Bonita historia. Lástima que...

Actualizado el 31 octubre 2017

  El trabajo de Winston Smith era reescribir la historia. Como todos los que cumplían esa función, cada día tomaba su puesto, vigilado por el omnipresente Gran Hermano, modificaba los archivos oficiales, única fuente de conocimiento, e incorporaba la nueva versión que, ese día, el Partido había dispuesto para la historia. Si todos los archivos contaban lo mismo, la mentira se convertía en historia, se convertía en verdad. La consigna del Partido era: “Quien controla el pasado controla el futuro. Quien controla el presente controla el pasado”. Lo que se declaraba verdadero hoy se convertía en lo verdadero desde siempre y para siempre. Lo llamaban “control de la realidad”, y ocurría en la novela 1984, de George Orwell.
      Esa novela estaba inspirada en el estalinismo. Pero, fuera de la ficción, en la realidad, hay otras novelas. La historia es víctima de las ideologías y de los intereses, porque los políticos tratan de imponer su propio relato como hecho histórico, para sostener su posición.
      Los nazis utilizaron varios relatos, muchísimos. Uno de ellos fue el de la “puñalada por la espalda”. En los últimos días de la primera guerra mundial, el ejército alemán seguía en las trincheras, pero estaba exhausto y no resistía más. La situación era desesperada, estallaban motines y asambleas. El alto mando, desbordado, buscó la forma salvar el “honor” y que otros pagaran los vidrios rotos. Ya que los socialistas pedían la paz, les ofreció el gobierno. El káiser renunció y huyó a Bélgica, se proclamó una improvisada república, se formó un gobierno socialista, y los generales le entregaron el fierro candente. El gobierno, la república, no tuvo más remedio que acordar el cese de las hostilidades y, después, firmar las duras condiciones del Tratado de Versalles. Así surgió la leyenda que incorporó la historia oficial nazi: mientras el ejército seguía luchando “sin haber sido vencido”, los socialistas le asestaron una puñalada por la espalda y entregaron el país.
      Quizá el fraude más audaz de la historia sea la “Donación de Constantino”. El primer emperador romano que autorizó la religión cristiana fue Constantino. Mató a casi toda su familia, pero, convenientemente arrepentido y bautizado, se entregó a la paz del Señor en el año 337. Siglos después, apareció un documento según el cual había donado al papa de su época el derecho a gobernar la ciudad de Roma y todo el Imperio.
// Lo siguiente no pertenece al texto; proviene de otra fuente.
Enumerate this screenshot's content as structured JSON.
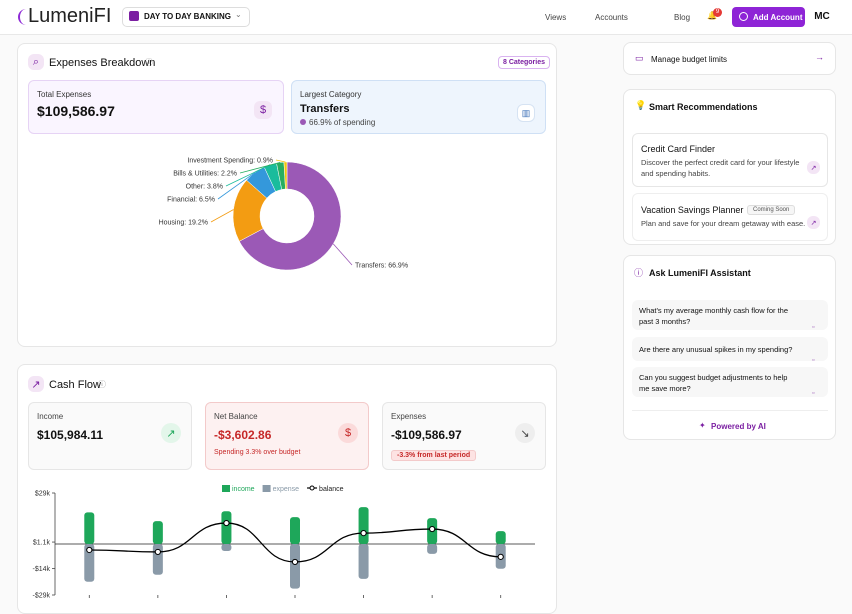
{
  "header": {
    "logo": "LumeniFI",
    "workspace": "DAY TO DAY BANKING",
    "nav": [
      "Views",
      "Accounts",
      "Blog"
    ],
    "notifications": "9",
    "add_account": "Add Account",
    "avatar": "MC"
  },
  "expenses": {
    "title": "Expenses Breakdown",
    "badge": "8 Categories",
    "total_label": "Total Expenses",
    "total": "$109,586.97",
    "largest_label": "Largest Category",
    "largest": "Transfers",
    "largest_share": "66.9% of spending"
  },
  "cash_flow": {
    "title": "Cash Flow",
    "income_label": "Income",
    "income": "$105,984.11",
    "net_label": "Net Balance",
    "net": "-$3,602.86",
    "net_note": "Spending 3.3% over budget",
    "expenses_label": "Expenses",
    "expenses": "-$109,586.97",
    "expenses_note": "-3.3% from last period"
  },
  "sidebar": {
    "budget": "Manage budget limits",
    "recommendations": {
      "title": "Smart Recommendations",
      "items": [
        {
          "title": "Credit Card Finder",
          "text": "Discover the perfect credit card for your lifestyle and spending habits."
        },
        {
          "title": "Vacation Savings Planner",
          "badge": "Coming Soon",
          "text": "Plan and save for your dream getaway with ease."
        }
      ]
    },
    "assistant": {
      "title": "Ask LumeniFI Assistant",
      "questions": [
        "What's my average monthly cash flow for the past 3 months?",
        "Are there any unusual spikes in my spending?",
        "Can you suggest budget adjustments to help me save more?"
      ],
      "footer": "Powered by AI"
    }
  },
  "chart_data": [
    {
      "type": "pie",
      "values": [
        66.9,
        19.2,
        6.5,
        3.8,
        2.2,
        0.9
      ],
      "value_labels": [
        "Transfers: 66.9%",
        "Housing: 19.2%",
        "Financial: 6.5%",
        "Other: 3.8%",
        "Bills & Utilities: 2.2%",
        "Investment Spending: 0.9%"
      ],
      "colors": [
        "#9b59b6",
        "#f39c12",
        "#3498db",
        "#1abc9c",
        "#27ae60",
        "#f1c40f"
      ],
      "donut": true
    },
    {
      "type": "bar",
      "categories": [
        null,
        null,
        null,
        null,
        null,
        null,
        null
      ],
      "series": [
        {
          "name": "income",
          "color": "#1ea75a",
          "values": [
            18000,
            13000,
            18600,
            15300,
            21000,
            14700,
            7300
          ]
        },
        {
          "name": "expense",
          "color": "#8a9aa8",
          "values": [
            -21500,
            -17500,
            -4000,
            -25400,
            -19800,
            -5600,
            -14100
          ]
        },
        {
          "name": "balance",
          "color": "#000000",
          "type": "line",
          "values": [
            -3400,
            -4500,
            11900,
            -10200,
            6200,
            8500,
            -7300
          ]
        }
      ],
      "ylim": [
        -29000,
        29000
      ],
      "yticks": [
        {
          "value": 29000,
          "label": "$29k"
        },
        {
          "value": 1100,
          "label": "$1.1k"
        },
        {
          "value": -14000,
          "label": "-$14k"
        },
        {
          "value": -29000,
          "label": "-$29k"
        }
      ],
      "grid": false
    }
  ]
}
El prodigioso manuscrito, desconocido hasta entonces, estaba en las sacras manos del papa vigente en el año 800, que reclamó la potestad de designar emperadores y exigirles sumisión. Los emperadores se las arreglaban bastante bien sin bendiciones papales; pero en el secular tironeo entre papas y emperadores, un certificado no venía mal, hacía bulto. Hubo quienes sospecharon del paper providencial, pero la cosa quedó ahí. Fue necesario esperar algunos siglos, dejar atrás la Edad Media, llegar al Renacimiento. En 1440, el humanista italiano Lorenzo Valla anunció que la "Donación" era un fraude. Lo demostró mediante un análisis lingüístico del texto, que incluía expresiones y palabras inexistentes en la época de Constantino. Como si hoy nos presentaran un cuento de Shakespeare en el que Hamlet llama por teléfono a Romeo y Julieta para desearles un feliz día de San Valentín. La falsa “Donación”, según parece, fue redactada alrededor del año 750, por un fraile, a pedido del papa, que necesitaba un diploma de posgrado para negociar con Pipino El Breve, rey de los francos.
      Así siguió, y así sigue, la historia.
      Cuando el Imperio Otomano se disolvió, tras la primera guerra mundial, uno de los estados que surgieron sobre sus restos fue Turquía. Mustafá Kemal (Atatürk), su fundador y primer presidente, hizo reescribir completa la historia de Turquía, y para fortalecer la identidad nacional puso turcos en Anatolia desde la época de los romanos. La verdad es que llegaron ahí recién en el siglo trece, cuando fueron desalojados del este del Mar Caspio por las invasiones mongolas.
      En Francia, en 2005, se dictó una ley que en su artículo 4 ordenaba a los profesores de historia reconocer el “papel positivo” del colonialismo francés “especialmente en África del Norte”.
      Si seguimos buscando ejemplos, los encontramos a la vuelta de cada esquina. Como dice Hobsbawm, en las sociedades democráticas el Estado no está en condiciones de imponer una cultura oficial, pero el peligro es que “intente interferir con la búsqueda de la verdad histórica”. Y agrega: “Establecer la verdad histórica mediante decretos y leyes parlamentarias ha sido una tentación para los políticos, pero carece de espacio legítimo en un Estado constitucional”.
      En la Argentina, una ley de 2017 de la provincia de Buenos Aires ordenó a todos los órganos de gobierno, cada vez que hacen referencia a la última dictadura, poner “el número de 30.000 junto a la expresión Desaparecidos”. La cifra está controvertida y su perfecta redondez es bandera de una facción política. Un número menor no supondría un crimen menor. Pero el “control de la realidad” exige poner el número junto a la expresión. Winston Smith siempre tiene trabajo.

Referencias
* George Orwell, 1984, Random House Mondadori, 2015, pág. 42.
* Ian Kershaw, Descenso a los infiernos, Crítica, 2016, págs. 135, 177.
* Umberto Eco, Nadie acabará con los libros, Lumen, 2010, pág. 68.
* Eric Hobsbawm, Un tiempo de rupturas, Crítica, 2013, pág. 149.
* Enzo Traverso, ¿Qué fue de los intelectuales?, Siglo Veintiuno Editores, 2014, pág. 91.